The OCFO reported evidence of preferential treatment to Kesler’s ex-wife. The case was closed, with documents stating the co-parenting had improved, but other issues would be dealt with in the parenting plan.
By way of the CPS worker, Kesler’s files were turned over to Yellowstone County psychologist Dr. Michael Butz, who is often utilized by the Montana Supreme Court in cases of PA.
Butz found that Kesler was not engaging in parental alienation, but the report was suppressed in court. CPS then brought on Robert Page, a licensed clinical professional counselor who also advertises forensic consultation services in Great Falls.
Page’s assessment found PA to be occurring, but could not identify who was engaging in alienating behavior.
Witness advocates have submitted statements that Kelly told her attorney that she didn’t want to visit her mom anymore, but CPS interpreted the statement as a sign of alienation. Now, CPS has temporary legal custody of Kelly, but she has been placed with her mother.
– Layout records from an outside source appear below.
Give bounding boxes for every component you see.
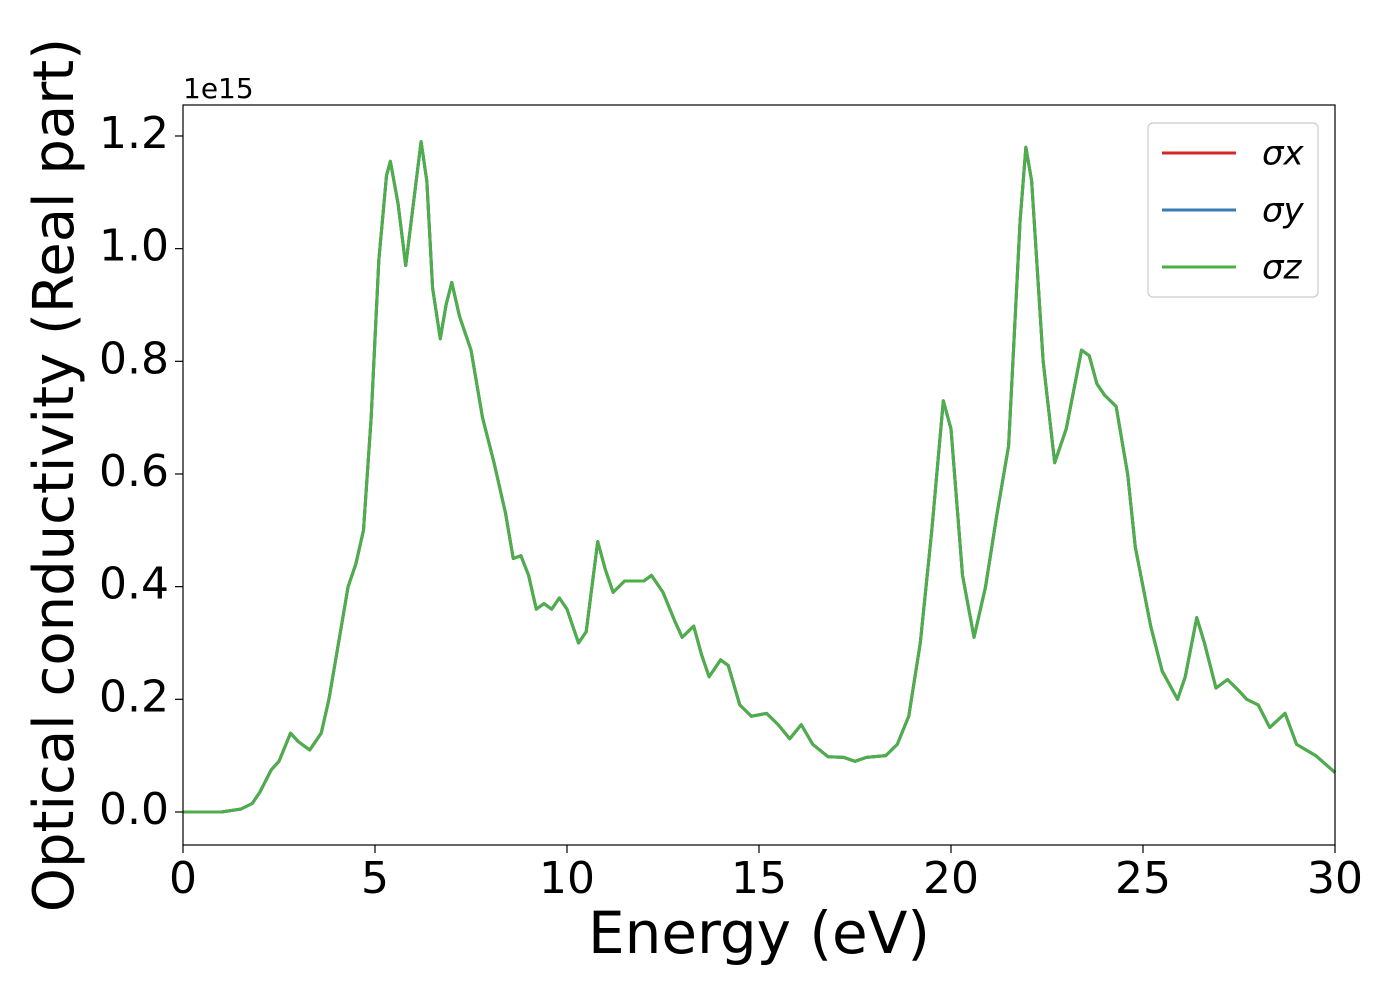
y-tick-label: 0.6 (99, 446, 169, 497)
legend-label: σy (1262, 191, 1305, 231)
y-tick-label: 0.8 (99, 333, 169, 384)
x-tick-label: 25 (1115, 853, 1171, 904)
x-tick-label: 10 (539, 853, 595, 904)
y-tick-label: 0.0 (99, 784, 169, 835)
series-line (183, 140, 1336, 814)
y-axis-label: Optical conductivity (Real part) (22, 38, 87, 912)
x-tick-label: 15 (731, 853, 787, 904)
legend-label: σx (1262, 134, 1305, 174)
y-tick-label: 1.2 (99, 108, 169, 159)
y-tick-label: 0.4 (99, 559, 169, 610)
y-tick-label: 1.0 (99, 221, 169, 272)
x-tick-label: 20 (923, 853, 979, 904)
x-tick-label: 30 (1307, 853, 1363, 904)
plot-frame (182, 104, 1336, 846)
x-tick-label: 5 (361, 853, 389, 904)
x-tick-label: 0 (169, 853, 197, 904)
legend-label: σz (1262, 248, 1303, 288)
x-axis-label: Energy (eV) (588, 899, 930, 967)
y-offset-label: 1e15 (183, 72, 254, 105)
y-tick-label: 0.2 (99, 671, 169, 722)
Kesler travels the 556 mile roundtrip from Phillipsburg to Billings regularly for family therapy and supervised visits, but his ex-wife often cancels at the last minute.
In March 2022, President Joe Biden signed into law the Violence Against Women Reauthorization Act, which included Kayden’s Law, legislation that incentivizes courts to minimize the use of reunification programs and therapies and increase domestic violence education among judges.
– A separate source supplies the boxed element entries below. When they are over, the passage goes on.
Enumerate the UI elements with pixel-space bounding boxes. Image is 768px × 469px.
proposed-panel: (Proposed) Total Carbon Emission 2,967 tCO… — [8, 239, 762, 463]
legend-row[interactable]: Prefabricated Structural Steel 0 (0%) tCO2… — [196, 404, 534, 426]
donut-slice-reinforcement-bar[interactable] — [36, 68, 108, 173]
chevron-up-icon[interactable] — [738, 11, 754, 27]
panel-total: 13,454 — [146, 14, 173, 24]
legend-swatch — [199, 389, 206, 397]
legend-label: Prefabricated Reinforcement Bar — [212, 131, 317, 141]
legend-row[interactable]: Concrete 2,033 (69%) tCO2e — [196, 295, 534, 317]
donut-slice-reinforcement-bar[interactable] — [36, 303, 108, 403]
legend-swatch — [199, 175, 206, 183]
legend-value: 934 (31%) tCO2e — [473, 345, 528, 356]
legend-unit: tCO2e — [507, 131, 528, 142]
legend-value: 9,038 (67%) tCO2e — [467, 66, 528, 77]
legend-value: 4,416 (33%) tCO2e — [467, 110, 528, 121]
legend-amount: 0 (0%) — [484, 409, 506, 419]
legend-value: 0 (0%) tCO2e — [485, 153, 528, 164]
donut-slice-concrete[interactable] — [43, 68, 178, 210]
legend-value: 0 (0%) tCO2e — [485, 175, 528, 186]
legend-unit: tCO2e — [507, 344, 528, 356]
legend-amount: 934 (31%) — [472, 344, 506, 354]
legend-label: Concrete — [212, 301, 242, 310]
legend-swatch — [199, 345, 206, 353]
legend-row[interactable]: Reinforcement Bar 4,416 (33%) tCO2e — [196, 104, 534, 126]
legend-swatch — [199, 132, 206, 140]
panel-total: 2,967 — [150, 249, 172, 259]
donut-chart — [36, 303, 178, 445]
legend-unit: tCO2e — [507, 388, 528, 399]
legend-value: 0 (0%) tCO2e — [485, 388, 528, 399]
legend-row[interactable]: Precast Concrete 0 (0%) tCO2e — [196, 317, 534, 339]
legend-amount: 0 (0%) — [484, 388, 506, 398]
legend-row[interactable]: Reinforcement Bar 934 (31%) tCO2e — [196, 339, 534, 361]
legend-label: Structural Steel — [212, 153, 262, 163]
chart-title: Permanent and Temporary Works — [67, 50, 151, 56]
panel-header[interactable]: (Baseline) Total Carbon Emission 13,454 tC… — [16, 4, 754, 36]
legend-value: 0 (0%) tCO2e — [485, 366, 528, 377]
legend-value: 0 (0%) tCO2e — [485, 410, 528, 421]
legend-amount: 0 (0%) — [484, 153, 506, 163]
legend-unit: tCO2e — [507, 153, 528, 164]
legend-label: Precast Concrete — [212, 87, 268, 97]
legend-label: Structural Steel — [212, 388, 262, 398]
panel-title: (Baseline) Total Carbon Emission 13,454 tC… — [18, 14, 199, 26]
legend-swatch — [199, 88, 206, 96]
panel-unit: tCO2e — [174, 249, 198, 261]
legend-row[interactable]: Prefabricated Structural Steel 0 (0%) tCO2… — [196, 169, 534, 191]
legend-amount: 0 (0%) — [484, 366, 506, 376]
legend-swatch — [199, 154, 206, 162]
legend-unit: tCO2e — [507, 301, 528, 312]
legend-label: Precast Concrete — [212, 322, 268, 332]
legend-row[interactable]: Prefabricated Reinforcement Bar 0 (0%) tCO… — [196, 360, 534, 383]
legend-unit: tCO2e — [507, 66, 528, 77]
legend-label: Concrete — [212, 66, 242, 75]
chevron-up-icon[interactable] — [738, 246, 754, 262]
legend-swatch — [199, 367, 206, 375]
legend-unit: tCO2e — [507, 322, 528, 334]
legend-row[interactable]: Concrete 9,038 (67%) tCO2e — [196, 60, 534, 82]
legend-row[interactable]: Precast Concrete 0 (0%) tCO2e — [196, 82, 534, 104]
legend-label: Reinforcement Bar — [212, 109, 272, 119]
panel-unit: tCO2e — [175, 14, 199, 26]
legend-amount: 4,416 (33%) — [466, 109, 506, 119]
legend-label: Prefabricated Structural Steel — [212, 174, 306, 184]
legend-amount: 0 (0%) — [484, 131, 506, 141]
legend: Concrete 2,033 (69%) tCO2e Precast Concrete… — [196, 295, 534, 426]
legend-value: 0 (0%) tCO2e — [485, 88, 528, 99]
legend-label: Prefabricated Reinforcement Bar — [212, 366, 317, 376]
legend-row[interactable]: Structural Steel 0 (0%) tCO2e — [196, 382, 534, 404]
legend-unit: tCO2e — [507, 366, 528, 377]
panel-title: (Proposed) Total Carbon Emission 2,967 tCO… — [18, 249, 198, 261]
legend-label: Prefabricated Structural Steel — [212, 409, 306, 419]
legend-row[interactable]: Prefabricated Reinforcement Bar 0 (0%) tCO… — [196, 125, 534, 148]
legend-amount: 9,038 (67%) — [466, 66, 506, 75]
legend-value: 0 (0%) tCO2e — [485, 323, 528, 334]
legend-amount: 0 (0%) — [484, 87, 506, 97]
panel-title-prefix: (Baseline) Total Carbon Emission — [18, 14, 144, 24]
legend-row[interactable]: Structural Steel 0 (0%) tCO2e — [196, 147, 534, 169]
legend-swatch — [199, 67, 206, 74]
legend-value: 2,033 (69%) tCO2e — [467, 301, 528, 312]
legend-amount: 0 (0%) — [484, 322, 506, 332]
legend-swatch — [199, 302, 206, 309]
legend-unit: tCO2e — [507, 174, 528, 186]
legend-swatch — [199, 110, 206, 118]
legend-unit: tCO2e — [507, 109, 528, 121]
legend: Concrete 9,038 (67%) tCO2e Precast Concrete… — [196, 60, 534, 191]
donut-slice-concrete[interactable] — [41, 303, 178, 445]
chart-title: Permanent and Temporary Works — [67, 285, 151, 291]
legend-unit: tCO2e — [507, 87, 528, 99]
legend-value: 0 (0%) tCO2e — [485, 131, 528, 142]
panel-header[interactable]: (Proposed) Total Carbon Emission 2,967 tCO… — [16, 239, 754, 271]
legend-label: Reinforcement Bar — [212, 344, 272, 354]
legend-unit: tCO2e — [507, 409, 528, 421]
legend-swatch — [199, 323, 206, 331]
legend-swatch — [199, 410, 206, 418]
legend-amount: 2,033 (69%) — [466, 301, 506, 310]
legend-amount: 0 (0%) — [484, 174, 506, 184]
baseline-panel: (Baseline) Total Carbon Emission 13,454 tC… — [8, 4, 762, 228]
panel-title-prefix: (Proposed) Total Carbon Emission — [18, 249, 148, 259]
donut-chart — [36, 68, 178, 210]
Kayden’s Law was named for Kayden Mancuso, who was murdered by her father in Philadelphia during a court-ordered unsupervised visit when she was 7 years old. Mancuso’s mother had submitted evidence to the court of the father’s violent history, but still he was granted unsupervised contact with the child.
Now it’s up to individual states to decide if they’ll adopt the legislation. Recently, mental health professionals and advocates have testified at the Child Family Health and Human Services Committees to raise awareness of the issue, but conversations about adopting the law have yet to begin.
Yellowstone County District Judge Ashley Harada has voluntarily participated in 2021 training provided by the Montana Judge’s Association that included training on PA.
“You need to look closely at (PA claims). It doesn’t fit every circumstance. You have to really understand what’s happening behind closed doors,” Harada said.
There are a plethora of reasons that a child may reject a parent in a divorce including hybrid cases in which there may be alienating behaviors from a favored parent but real parenting difficulties in the rejected parent.
“Terminology is important in these cases,” Harada said.
Dr. Robert Simon, forensic psychologist out of San Diego, conducted the Montana Judge’s Association training and provided a packet containing slides from the presentation.
Simon states that alienation is very hard to accomplish, especially when a parent has established a secure and quality attachment with a child. And oftentimes in these situations, both parents engage in alienating conduct and both contributed to the breakdown of the relationship.
Overall, “alienation is surprisingly infrequent given how much attention is given to it,” Simon said.